ABSTRACT

Research has highlighted the positioning of accounting within processes of colonialism and imperialism, suggesting that accounting discourses and technologies have been used to influence and control indigenous peoples. This chapter provides a critical review of this research and proposes several future research directions. The chapter begins with a brief discussion of the linkages between accounting and colonialism. It then examines four geographic locations – Fiji, the United States, Canada and Australia – where accounting has been used by colonial rulers to ‘manage’ local populations. The examination of the individual sites highlights both commonalities as well as differences in the role and functioning of accounting. For example, the analyses illustrate how the language of accounting resonates with and sustains more general discourses about the inferiority of indigenous peoples.

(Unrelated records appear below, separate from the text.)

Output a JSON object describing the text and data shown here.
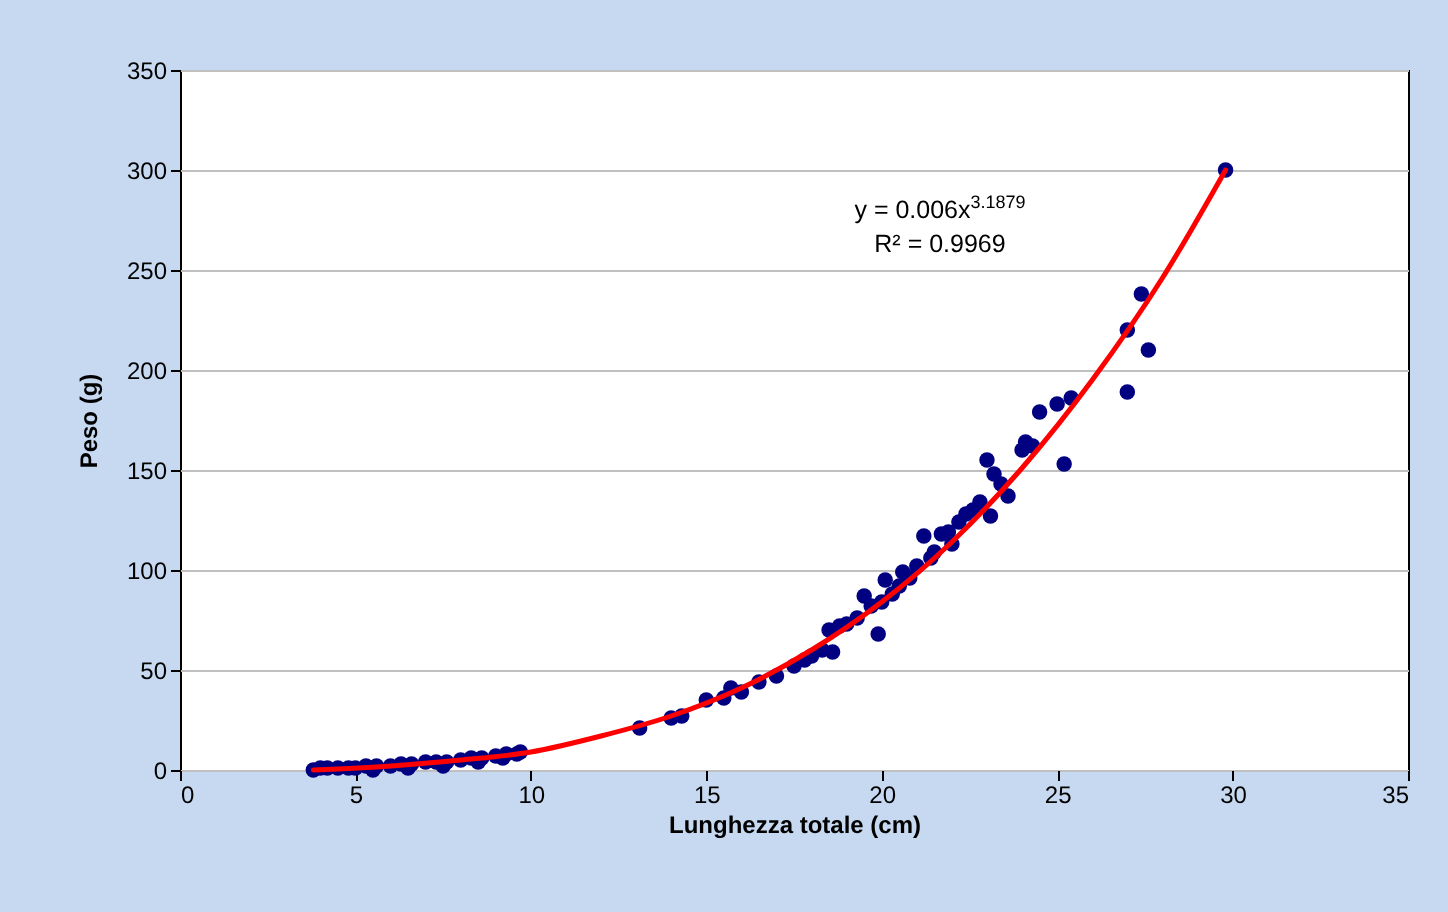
{
  "chart_data": {
    "type": "scatter",
    "xlabel": "Lunghezza totale (cm)",
    "ylabel": "Peso (g)",
    "xlim": [
      0,
      35
    ],
    "xticks": [
      0,
      5,
      10,
      15,
      20,
      25,
      30,
      35
    ],
    "ylim": [
      0,
      350
    ],
    "yticks": [
      0,
      50,
      100,
      150,
      200,
      250,
      300,
      350
    ],
    "grid": "y",
    "marker": "circle",
    "annotations": [
      "y = 0.006x$^{3.1879}$",
      "R² = 0.9969"
    ],
    "series": [
      {
        "color": "#000080",
        "x": [
          3.8,
          4,
          4.2,
          4.5,
          4.8,
          5,
          5.3,
          5.5,
          5.6,
          6,
          6.3,
          6.5,
          6.6,
          7,
          7.3,
          7.5,
          7.6,
          8,
          8.3,
          8.5,
          8.6,
          9,
          9.2,
          9.3,
          9.6,
          9.7,
          13.1,
          14,
          14.3,
          15,
          15.5,
          15.7,
          16,
          16.5,
          17,
          17.5,
          17.8,
          18,
          18.3,
          18.5,
          18.6,
          18.8,
          19,
          19.3,
          19.5,
          19.7,
          19.9,
          20,
          20.1,
          20.3,
          20.5,
          20.6,
          20.8,
          21,
          21.2,
          21.4,
          21.5,
          21.7,
          21.9,
          22,
          22.2,
          22.4,
          22.6,
          22.8,
          23,
          23.1,
          23.2,
          23.4,
          23.6,
          24,
          24.1,
          24.3,
          24.5,
          25,
          25.2,
          25.4,
          27,
          27,
          27.4,
          27.6,
          29.8
        ],
        "values": [
          0,
          1,
          1,
          1,
          1,
          1,
          2,
          0,
          2,
          2,
          3,
          1,
          3,
          4,
          4,
          2,
          4,
          5,
          6,
          4,
          6,
          7,
          6,
          8,
          8,
          9,
          21,
          26,
          27,
          35,
          36,
          41,
          39,
          44,
          47,
          52,
          55,
          57,
          60,
          70,
          59,
          72,
          73,
          76,
          87,
          82,
          68,
          84,
          95,
          88,
          92,
          99,
          96,
          102,
          117,
          106,
          109,
          118,
          119,
          113,
          124,
          128,
          130,
          134,
          155,
          127,
          148,
          143,
          137,
          160,
          164,
          162,
          179,
          183,
          153,
          186,
          189,
          220,
          238,
          210,
          300
        ]
      },
      {
        "type": "line",
        "color": "#ff0000",
        "marker": "none",
        "line_style": "solid",
        "x": [
          3.8,
          6,
          8,
          10,
          12,
          14,
          16,
          18,
          20,
          22,
          24,
          26,
          28,
          29.8
        ],
        "values": [
          0,
          2,
          5,
          9,
          17,
          27,
          41,
          60,
          84,
          114,
          151,
          195,
          246,
          300
        ]
      }
    ]
  }
}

The analyses also make visible how accounting techniques allowed colonial rulers to put into practice specific programmes that attempted to control and govern the activities of indigenous peoples. In this way, the studies show how accounting was a central linchpin not only in thinking about indigenous peoples in certain ways (as inferior, etc.) but also in translating into practice programmes of government that sought to ‘civilise’ these populations. The chapter concludes by proposing that additional research – that both compares different settings and explicitly considers the role of accounting experts – is needed. Such research will help us to better understand the positioning of accounting in colonial processes and to contribute to current policy debates about governmentindigenous relations.